The Trump administration has asked the Supreme Court to clear the way for ending temporary deportation protections for more than 350,000 Haitian immigrants. The move is part of broader efforts by the Department of Homeland Security (DHS) to terminate Temporary Protected Status (TPS) for several countries.
Key Takeaways
The Trump administration has asked the Supreme Court to end temporary deportation protections for over 350,000 Haitian immigrants. The request follows lower court rulings that blocked the administration's efforts to terminate TPS for Haiti.
- Trump administration seeks Supreme Court intervention to end TPS for Haitians
- Over 350,000 Haitian immigrants at risk of deportation if protections are rescinded
- Lower courts have blocked the termination, citing racial animus and lack of thorough review
- Solicitor General argues lower courts are intruding on executive branch authority
The Supreme Court has previously allowed the administration to roll back protections for Venezuelan migrants and is considering a similar request involving Syrian immigrants. Haitians were first granted TPS in 2010 following a catastrophic earthquake that left over 300,000 people dead.

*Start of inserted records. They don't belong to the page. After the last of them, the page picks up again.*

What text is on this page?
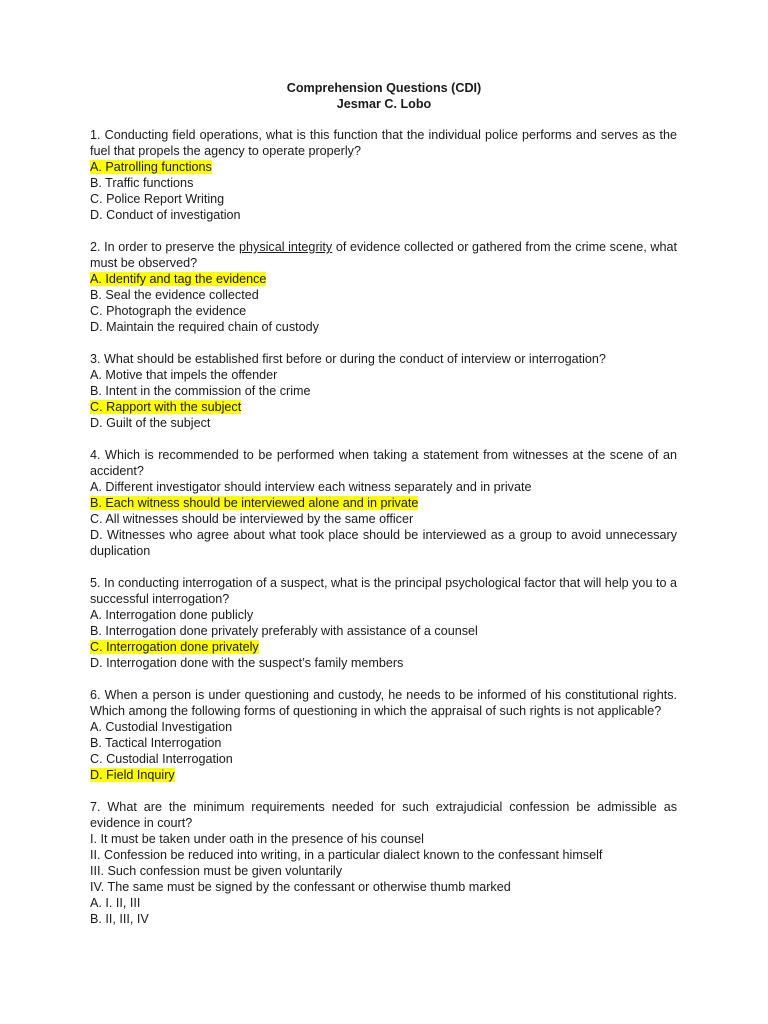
Comprehension Questions (CDI)
Jesmar C. Lobo
1. Conducting field operations, what is this function that the individual police performs and serves as the fuel that propels the agency to operate properly?
A. Patrolling functions
B. Traffic functions
C. Police Report Writing
D. Conduct of investigation
2. In order to preserve the physical integrity of evidence collected or gathered from the crime scene, what must be observed?
A. Identify and tag the evidence
B. Seal the evidence collected
C. Photograph the evidence
D. Maintain the required chain of custody
3. What should be established first before or during the conduct of interview or interrogation?
A. Motive that impels the offender
B. Intent in the commission of the crime
C. Rapport with the subject
D. Guilt of the subject
4. Which is recommended to be performed when taking a statement from witnesses at the scene of an accident?
A. Different investigator should interview each witness separately and in private
B. Each witness should be interviewed alone and in private
C. All witnesses should be interviewed by the same officer
D. Witnesses who agree about what took place should be interviewed as a group to avoid unnecessary duplication
5. In conducting interrogation of a suspect, what is the principal psychological factor that will help you to a successful interrogation?
A. Interrogation done publicly
B. Interrogation done privately preferably with assistance of a counsel
C. Interrogation done privately
D. Interrogation done with the suspect’s family members
6. When a person is under questioning and custody, he needs to be informed of his constitutional rights. Which among the following forms of questioning in which the appraisal of such rights is not applicable?
A. Custodial Investigation
B. Tactical Interrogation
C. Custodial Interrogation
D. Field Inquiry
7. What are the minimum requirements needed for such extrajudicial confession be admissible as evidence in court?
I. It must be taken under oath in the presence of his counsel
II. Confession be reduced into writing, in a particular dialect known to the confessant himself
III. Such confession must be given voluntarily
IV. The same must be signed by the confessant or otherwise thumb marked
A. I. II, III
B. II, III, IV
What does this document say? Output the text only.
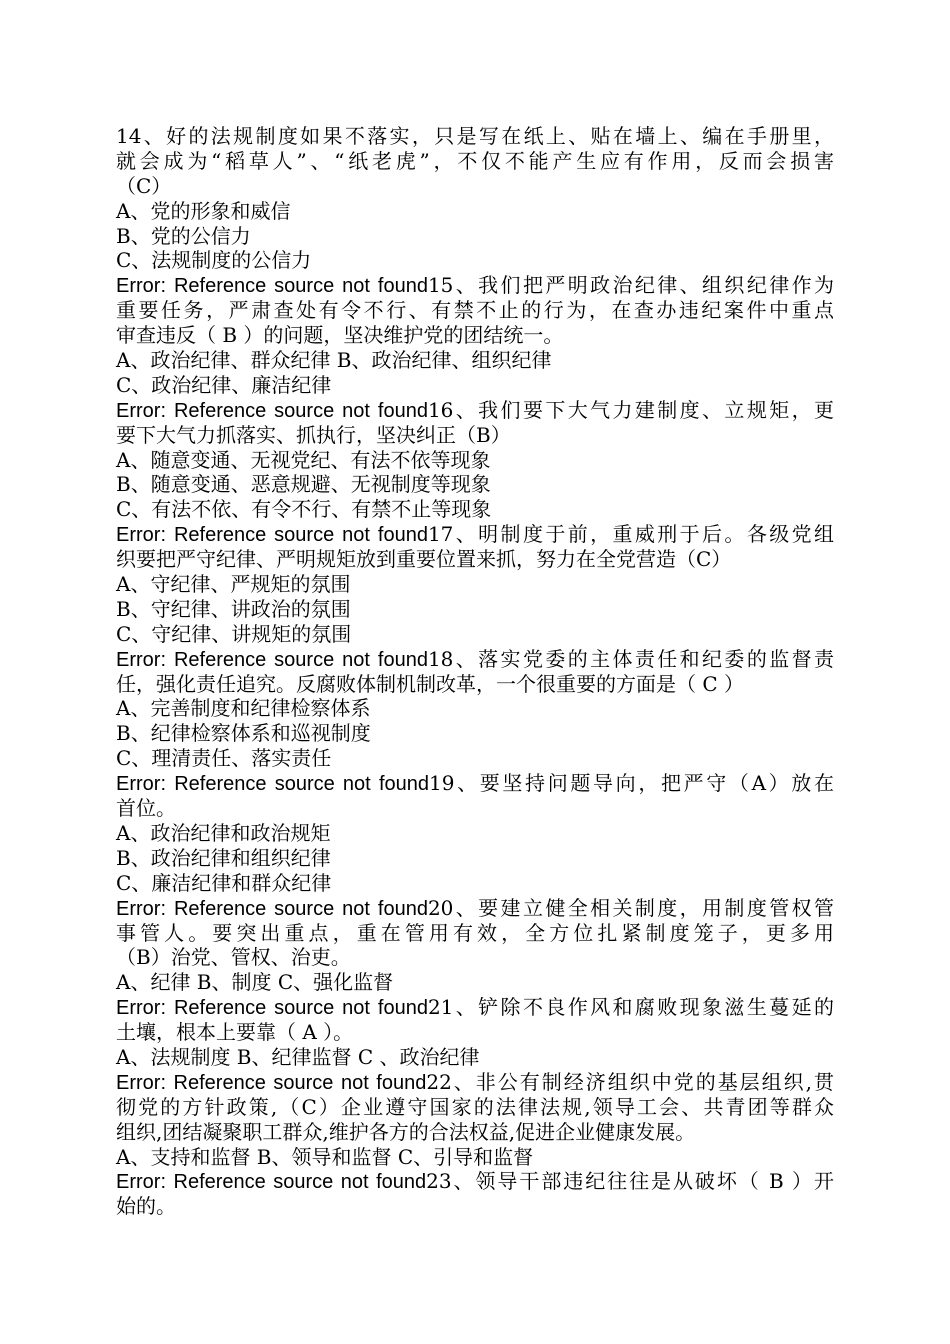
14、好的法规制度如果不落实，只是写在纸上、贴在墙上、编在手册里，
就会成为“稻草人”、“纸老虎”，不仅不能产生应有作用，反而会损害
（C）
A、党的形象和威信
B、党的公信力
C、法规制度的公信力
Error: Reference source not found15、我们把严明政治纪律、组织纪律作为
重要任务，严肃查处有令不行、有禁不止的行为，在查办违纪案件中重点
审查违反（ B ）的问题，坚决维护党的团结统一。
A、政治纪律、群众纪律 B、政治纪律、组织纪律
C、政治纪律、廉洁纪律
Error: Reference source not found16、我们要下大气力建制度、立规矩，更
要下大气力抓落实、抓执行，坚决纠正（B）
A、随意变通、无视党纪、有法不依等现象
B、随意变通、恶意规避、无视制度等现象
C、有法不依、有令不行、有禁不止等现象
Error: Reference source not found17、明制度于前，重威刑于后。各级党组
织要把严守纪律、严明规矩放到重要位置来抓，努力在全党营造（C）
A、守纪律、严规矩的氛围
B、守纪律、讲政治的氛围
C、守纪律、讲规矩的氛围
Error: Reference source not found18、落实党委的主体责任和纪委的监督责
任，强化责任追究。反腐败体制机制改革，一个很重要的方面是（ C ）
A、完善制度和纪律检察体系
B、纪律检察体系和巡视制度
C、理清责任、落实责任
Error: Reference source not found19、要坚持问题导向，把严守（A）放在
首位。
A、政治纪律和政治规矩
B、政治纪律和组织纪律
C、廉洁纪律和群众纪律
Error: Reference source not found20、要建立健全相关制度，用制度管权管
事管人。要突出重点，重在管用有效，全方位扎紧制度笼子，更多用
（B）治党、管权、治吏。
A、纪律 B、制度 C、强化监督
Error: Reference source not found21、铲除不良作风和腐败现象滋生蔓延的
土壤，根本上要靠（ A ）。
A、法规制度 B、纪律监督 C 、政治纪律
Error: Reference source not found22、非公有制经济组织中党的基层组织,贯
彻党的方针政策,（C）企业遵守国家的法律法规,领导工会、共青团等群众
组织,团结凝聚职工群众,维护各方的合法权益,促进企业健康发展。
A、支持和监督 B、领导和监督 C、引导和监督
Error: Reference source not found23、领导干部违纪往往是从破坏（ B ）开
始的。
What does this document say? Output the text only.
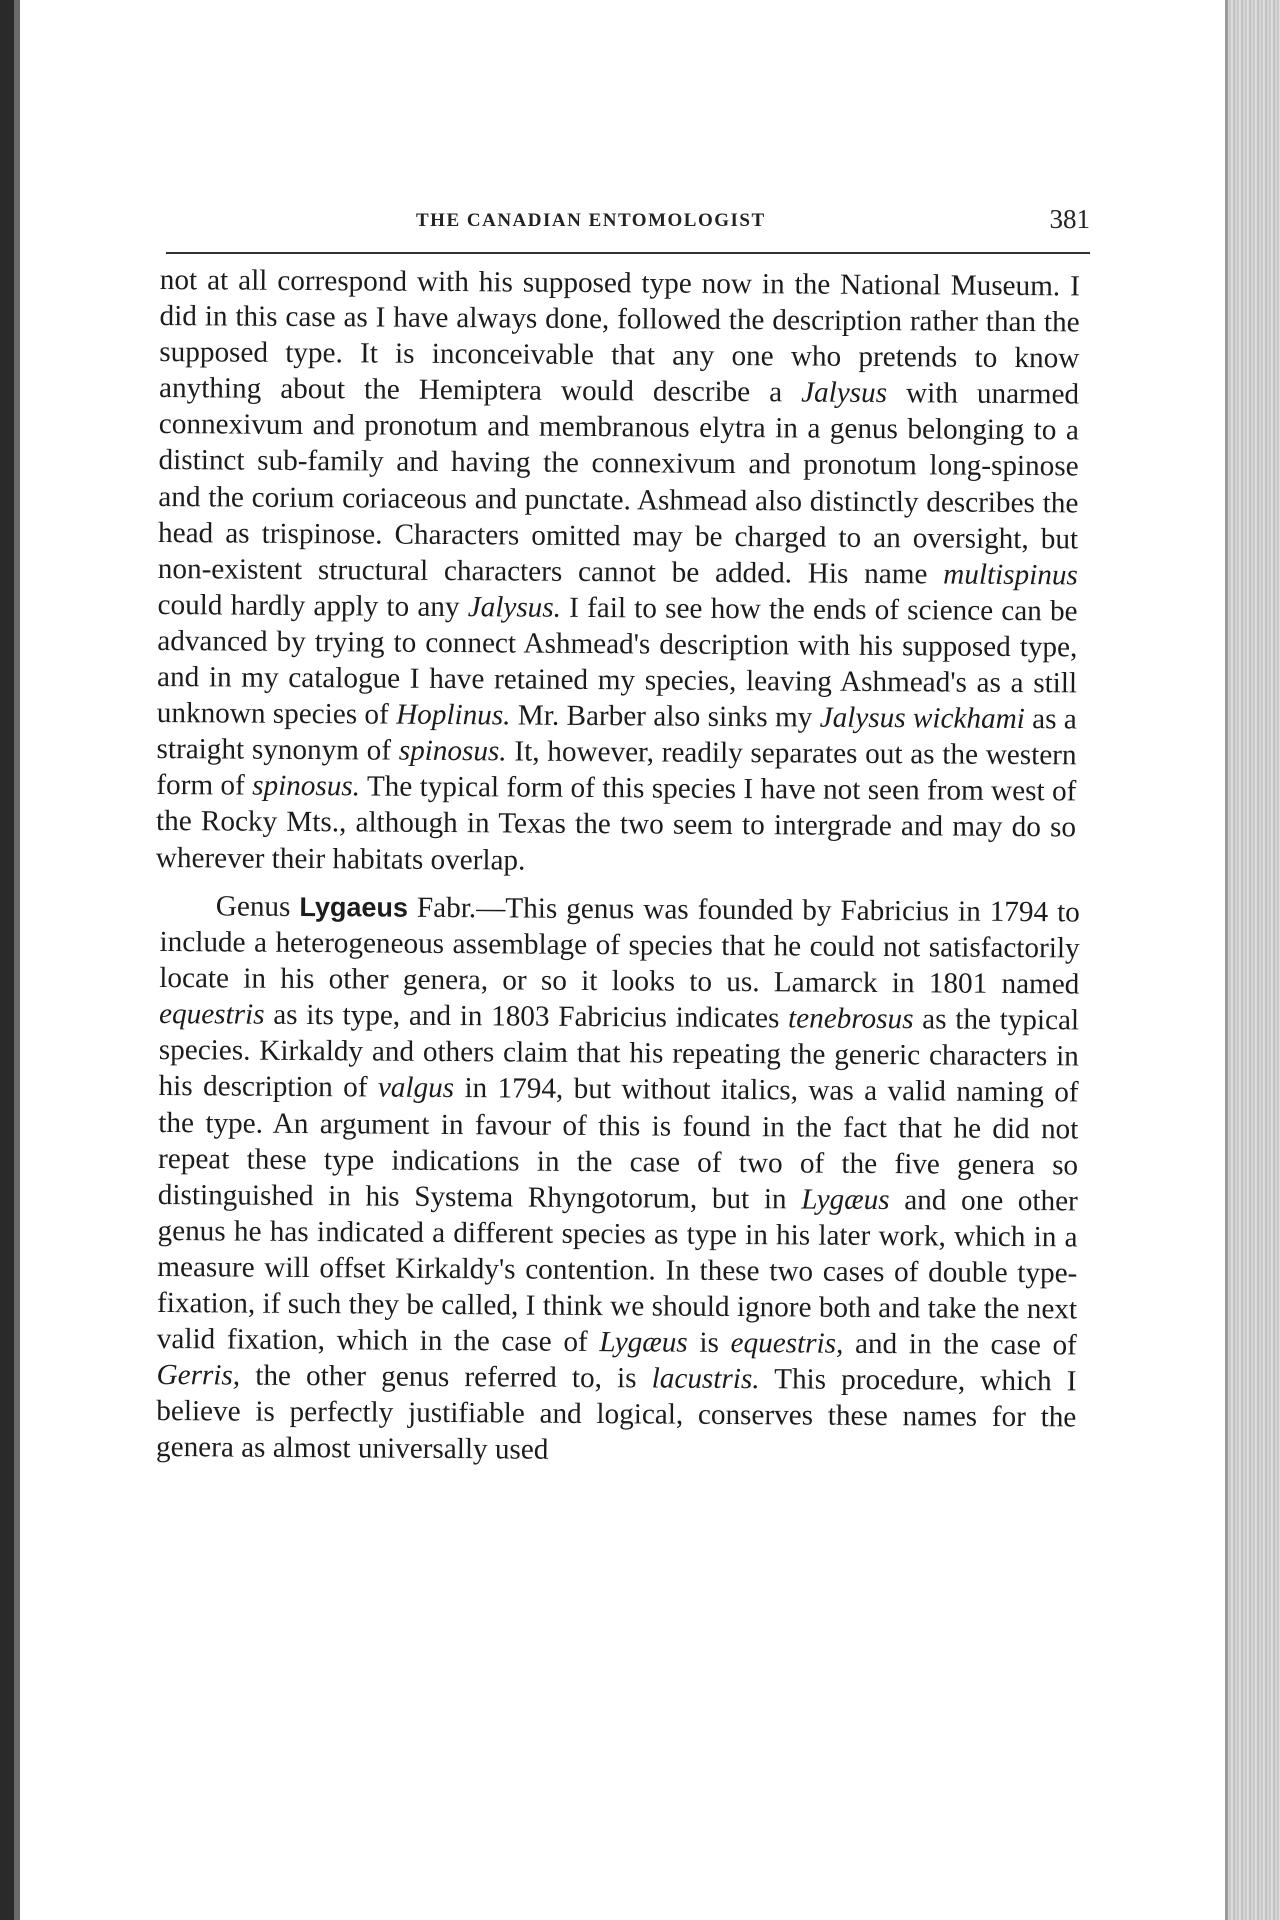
THE CANADIAN ENTOMOLOGIST	381

not at all correspond with his supposed type now in the National Museum. I did in this case as I have always done, followed the description rather than the supposed type. It is inconceivable that any one who pretends to know anything about the Hemiptera would describe a Jalysus with unarmed connexivum and pronotum and membranous elytra in a genus belonging to a distinct sub-family and having the connexivum and pronotum long-spinose and the corium coriaceous and punctate. Ashmead also distinctly describes the head as trispinose. Characters omitted may be charged to an oversight, but non-existent structural characters cannot be added. His name multispinus could hardly apply to any Jalysus. I fail to see how the ends of science can be advanced by trying to connect Ashmead's description with his supposed type, and in my catalogue I have retained my species, leaving Ashmead's as a still unknown species of Hoplinus. Mr. Barber also sinks my Jalysus wickhami as a straight synonym of spinosus. It, however, readily separates out as the western form of spinosus. The typical form of this species I have not seen from west of the Rocky Mts., although in Texas the two seem to intergrade and may do so wherever their habitats overlap.

Genus Lygaeus Fabr.—This genus was founded by Fabricius in 1794 to include a heterogeneous assemblage of species that he could not satisfactorily locate in his other genera, or so it looks to us. Lamarck in 1801 named equestris as its type, and in 1803 Fabricius indicates tenebrosus as the typical species. Kirkaldy and others claim that his repeating the generic characters in his description of valgus in 1794, but without italics, was a valid naming of the type. An argument in favour of this is found in the fact that he did not repeat these type indications in the case of two of the five genera so distinguished in his Systema Rhyngotorum, but in Lygæus and one other genus he has indicated a different species as type in his later work, which in a measure will offset Kirkaldy's contention. In these two cases of double type-fixation, if such they be called, I think we should ignore both and take the next valid fixation, which in the case of Lygæus is equestris, and in the case of Gerris, the other genus referred to, is lacustris. This procedure, which I believe is perfectly justifiable and logical, conserves these names for the genera as almost universally used
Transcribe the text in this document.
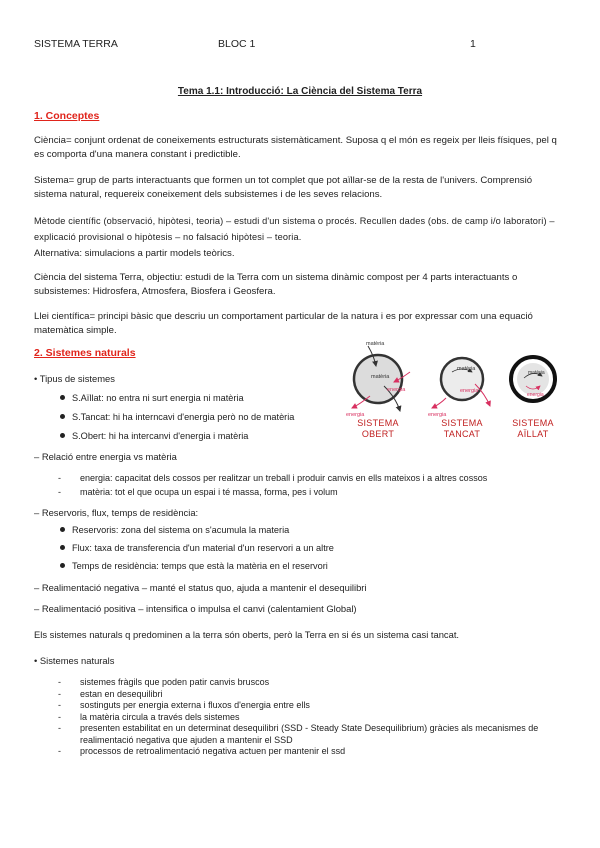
SISTEMA TERRA	BLOC 1	1
Tema 1.1: Introducció: La Ciència del Sistema Terra
1. Conceptes
Ciència= conjunt ordenat de coneixements estructurats sistemàticament. Suposa q el món es regeix per lleis físiques, pel q es comporta d'una manera constant i predictible.
Sistema= grup de parts interactuants que formen un tot complet que pot aïllar-se de la resta de l'univers. Comprensió sistema natural, requereix coneixement dels subsistemes i de les seves relacions.
Mètode científic (observació, hipòtesi, teoria) – estudi d'un sistema o procés. Recullen dades (obs. de camp i/o laboratori) – explicació provisional o hipòtesis – no falsació hipòtesi – teoria.
Alternativa: simulacions a partir models teòrics.
Ciència del sistema Terra, objectiu: estudi de la Terra com un sistema dinàmic compost per 4 parts interactuants o subsistemes: Hidrosfera, Atmosfera, Biosfera i Geosfera.
Llei científica= principi bàsic que descriu un comportament particular de la natura i es por expressar com una equació matemàtica simple.
2. Sistemes naturals
• Tipus de sistemes
S.Aïllat: no entra ni surt energia ni matèria
S.Tancat: hi ha interncavi d'energia però no de matèria
S.Obert: hi ha intercanvi d'energia i matèria
matèria
matèria
energia
energia
matèria
energia
energia
matèria
energia
SISTEMA OBERT
SISTEMA TANCAT
SISTEMA AÏLLAT
– Relació entre energia vs matèria
- energia: capacitat dels cossos per realitzar un treball i produir canvis en ells mateixos i a altres cossos
- matèria: tot el que ocupa un espai i té massa, forma, pes i volum
– Reservoris, flux, temps de residència:
Reservoris: zona del sistema on s'acumula la materia
Flux: taxa de transferencia d'un material d'un reservori a un altre
Temps de residència: temps que està la matèria en el reservori
– Realimentació negativa – manté el status quo, ajuda a mantenir el desequilibri
– Realimentació positiva – intensifica o impulsa el canvi (calentamient Global)
Els sistemes naturals q predominen a la terra són oberts, però la Terra en si és un sistema casi tancat.
• Sistemes naturals
- sistemes fràgils que poden patir canvis bruscos
- estan en desequilibri
- sostinguts per energia externa i fluxos d'energia entre ells
- la matèria circula a través dels sistemes
- presenten estabilitat en un determinat desequilibri (SSD - Steady State Desequilibrium) gràcies als mecanismes de realimentació negativa que ajuden a mantenir el SSD
- processos de retroalimentació negativa actuen per mantenir el ssd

In his second term, President Trump moved to rescind the protections for Haiti, with DHS Secretary Kristi Noem taking steps to end Haiti's TPS designation effective February 3. However, a federal district court granted a request by five Haitian nationals to block the move, finding that Noem's decision was likely motivated by racial animus.
U.S. District Judge Ana Reyes wrote that while Secretary Noem has the right to express her opinions, she is constrained by both the Constitution and federal law to apply facts faithfully in implementing TPS. The Justice Department appealed, and a divided three-judge panel on the U.S. Court of Appeals declined to freeze the lower court's decision.
In urging the Supreme Court to allow the administration to rescind deportation protections, Solicitor General D. John Sauer argued that the theory embraced by the lower court threatened to invalidate virtually every immigration policy of the current administration. The appeal comes as part of President Trump's broader agenda to end TPS for immigrants from at least a dozen countries.